Ils ont également rejeté les conseils et les recommandations de ceux qui les ont accompagnés pendant la révolution, qui leur ont offert des conseils et des orientations et ont tenté de les alerter pour corriger le chemin, notamment le penseur algérien Malek Bennabi, auteur du livre « Entre orientation et perplexité » (publié pour la première fois par Dar Al Fikr Publications, Beyrouth, 1979).

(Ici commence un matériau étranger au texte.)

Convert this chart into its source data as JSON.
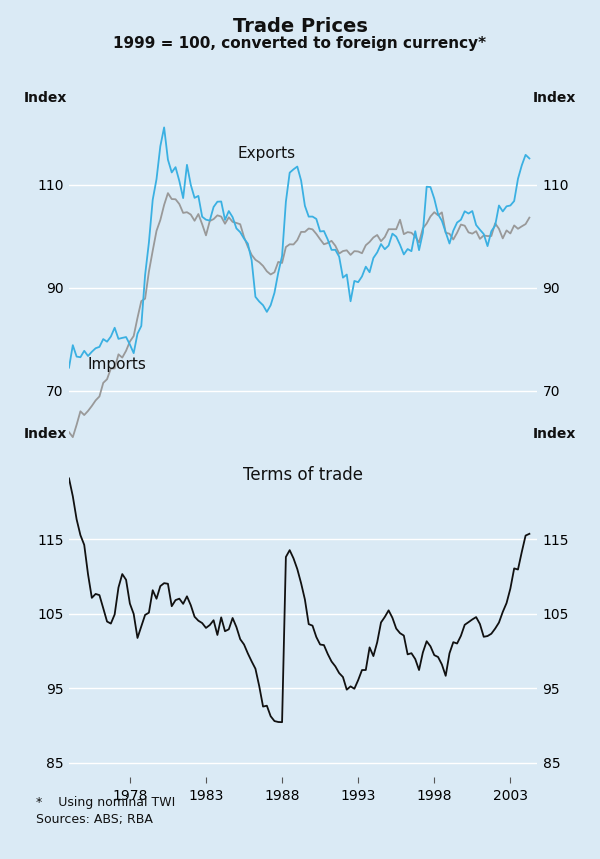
{
  "title": "Trade Prices",
  "subtitle": "1999 = 100, converted to foreign currency*",
  "background_color": "#daeaf5",
  "top_panel": {
    "ylabel_left": "Index",
    "ylabel_right": "Index",
    "ylim": [
      60,
      125
    ],
    "yticks": [
      70,
      90,
      110
    ],
    "exports_label": "Exports",
    "imports_label": "Imports",
    "exports_color": "#3ab0e2",
    "imports_color": "#999999"
  },
  "bottom_panel": {
    "ylabel_left": "Index",
    "ylabel_right": "Index",
    "ylim": [
      83,
      128
    ],
    "yticks": [
      85,
      95,
      105,
      115
    ],
    "panel_title": "Terms of trade",
    "tot_color": "#111111"
  },
  "xticks": [
    1978,
    1983,
    1988,
    1993,
    1998,
    2003
  ],
  "xlim": [
    1974.0,
    2004.75
  ],
  "footnote_line1": "*    Using nominal TWI",
  "footnote_line2": "Sources: ABS; RBA"
}
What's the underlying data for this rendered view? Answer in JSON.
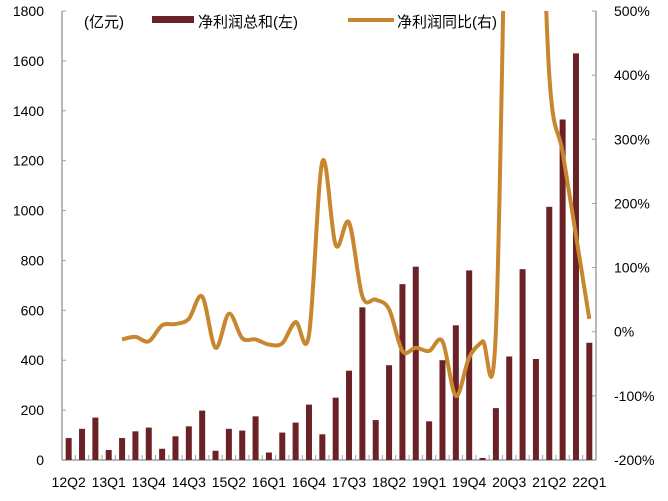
{
  "chart_data": {
    "type": "bar+line",
    "title": "",
    "unit_label": "(亿元)",
    "legend": [
      {
        "name": "净利润总和(左)",
        "type": "bar",
        "color": "#6b2226"
      },
      {
        "name": "净利润同比(右)",
        "type": "line",
        "color": "#c8862e"
      }
    ],
    "left_axis": {
      "min": 0,
      "max": 1800,
      "ticks": [
        0,
        200,
        400,
        600,
        800,
        1000,
        1200,
        1400,
        1600,
        1800
      ]
    },
    "right_axis": {
      "min": -200,
      "max": 500,
      "ticks": [
        "-200%",
        "-100%",
        "0%",
        "100%",
        "200%",
        "300%",
        "400%",
        "500%"
      ],
      "tick_values": [
        -200,
        -100,
        0,
        100,
        200,
        300,
        400,
        500
      ]
    },
    "x_tick_labels": [
      "12Q2",
      "13Q1",
      "13Q4",
      "14Q3",
      "15Q2",
      "16Q1",
      "16Q4",
      "17Q3",
      "18Q2",
      "19Q1",
      "19Q4",
      "20Q3",
      "21Q2",
      "22Q1"
    ],
    "categories": [
      "12Q2",
      "12Q3",
      "12Q4",
      "13Q1",
      "13Q2",
      "13Q3",
      "13Q4",
      "14Q1",
      "14Q2",
      "14Q3",
      "14Q4",
      "15Q1",
      "15Q2",
      "15Q3",
      "15Q4",
      "16Q1",
      "16Q2",
      "16Q3",
      "16Q4",
      "17Q1",
      "17Q2",
      "17Q3",
      "17Q4",
      "18Q1",
      "18Q2",
      "18Q3",
      "18Q4",
      "19Q1",
      "19Q2",
      "19Q3",
      "19Q4",
      "20Q1",
      "20Q2",
      "20Q3",
      "20Q4",
      "21Q1",
      "21Q2",
      "21Q3",
      "21Q4",
      "22Q1"
    ],
    "series": [
      {
        "name": "净利润总和(左)",
        "axis": "left",
        "values": [
          88,
          125,
          170,
          40,
          88,
          115,
          130,
          45,
          95,
          135,
          198,
          37,
          125,
          118,
          175,
          30,
          110,
          150,
          222,
          103,
          250,
          358,
          612,
          160,
          380,
          705,
          775,
          155,
          400,
          540,
          760,
          8,
          208,
          415,
          765,
          405,
          1015,
          1365,
          1630,
          470
        ]
      },
      {
        "name": "净利润同比(右)",
        "axis": "right",
        "values": [
          null,
          null,
          null,
          null,
          -12,
          -8,
          -15,
          10,
          12,
          20,
          55,
          -25,
          28,
          -10,
          -12,
          -20,
          -18,
          15,
          -5,
          265,
          135,
          170,
          55,
          50,
          35,
          -30,
          -25,
          -30,
          -15,
          -100,
          -40,
          -15,
          0,
          null,
          null,
          null,
          400,
          280,
          150,
          20
        ],
        "note": "Line exceeds 500% (off-chart) around 20Q4–21Q1"
      }
    ],
    "grid": false,
    "legend_position": "top"
  }
}
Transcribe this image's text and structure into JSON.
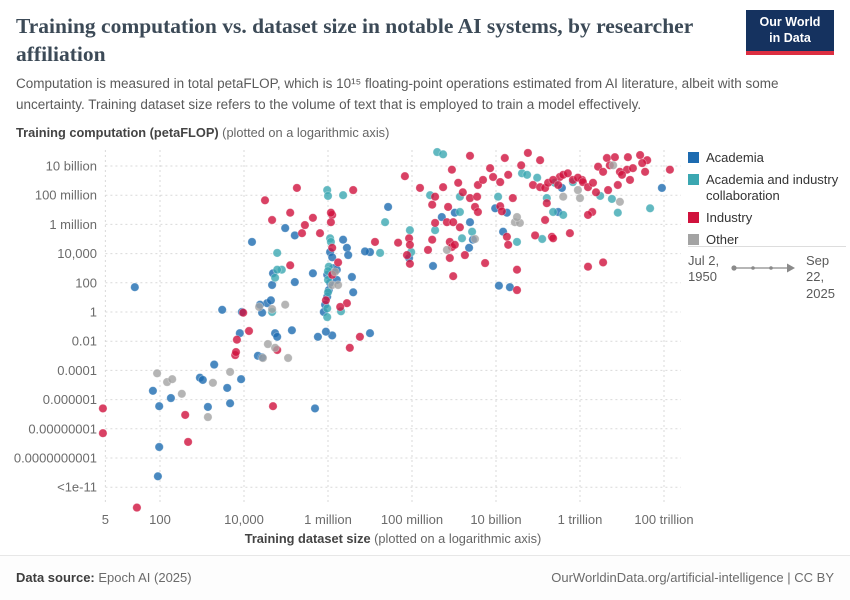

Malek Bennabi avait tout compris
Le penseur algérien Malek Bennabi est considéré comme un penseur fédérateur. Il fut également un modèle de production intellectuelle modérée. Il a écrit et théorisé pendant que l’Algérie était en proie à la révolution, avant et après celle-ci. Pendant et après la révolution, il a formulé le concept de continuité révolutionnaire comme concept central de son modèle théorique.
Il a également écrit que la révolution est un long processus, exigeant que, même après son succès, son esprit, ses objectifs et ses promesses soient préservés, tout en reconnaissant l’importance des transitions entre ses étapes et ses développements sans déviations.
Ainsi, dans son ouvrage précité, il soulignait que le peuple algérien avait sans aucun doute mené une révolution glorieuse, mais que cela ne signifiait pas qu’il était exempt d’erreurs dans son cheminement révolutionnaire. Cela l’a conduit à proposer un discours de critique révolutionnaire parallèlement au discours de la révolution. Selon Malek Bennabi, un discours de critique est indispensable à la continuité des efforts constructifs, pour éviter que la révolution ne dévie et ne déforme ses fondements.
Mais ce qui s’est passé après la révolution correspondait à ce contre quoi le penseur Malek Bennabi avait mis en garde. Il y a eu une déviation et un rejet. Ses idées n’ayant pas été acceptées, Malek Bennabi a été soumis à des restrictions sous le nouveau régime. Cela l’a conduit à écrire sa célèbre phrase : « Le complexe du rejet de la critique est inhérent à l’époque algérienne, et ce complexe a été aggravé par d’autres complexes. »
C’est pourquoi, à la page 41 du livre susmentionné, on peut lire : « Combien nous, ici, dans notre pays, aimerions nous débarrasser du complexe de rejet qui nous a longtemps barré la route. » C’est ce que vit aujourd’hui l’Algérie, qui s’est entourée de fer, après avoir été entourée de jasmin au début de la révolution. Le palais d’El Mouradia vit désormais un complexe de rejet d’elle-même (de son pays) et des autres pays voisins.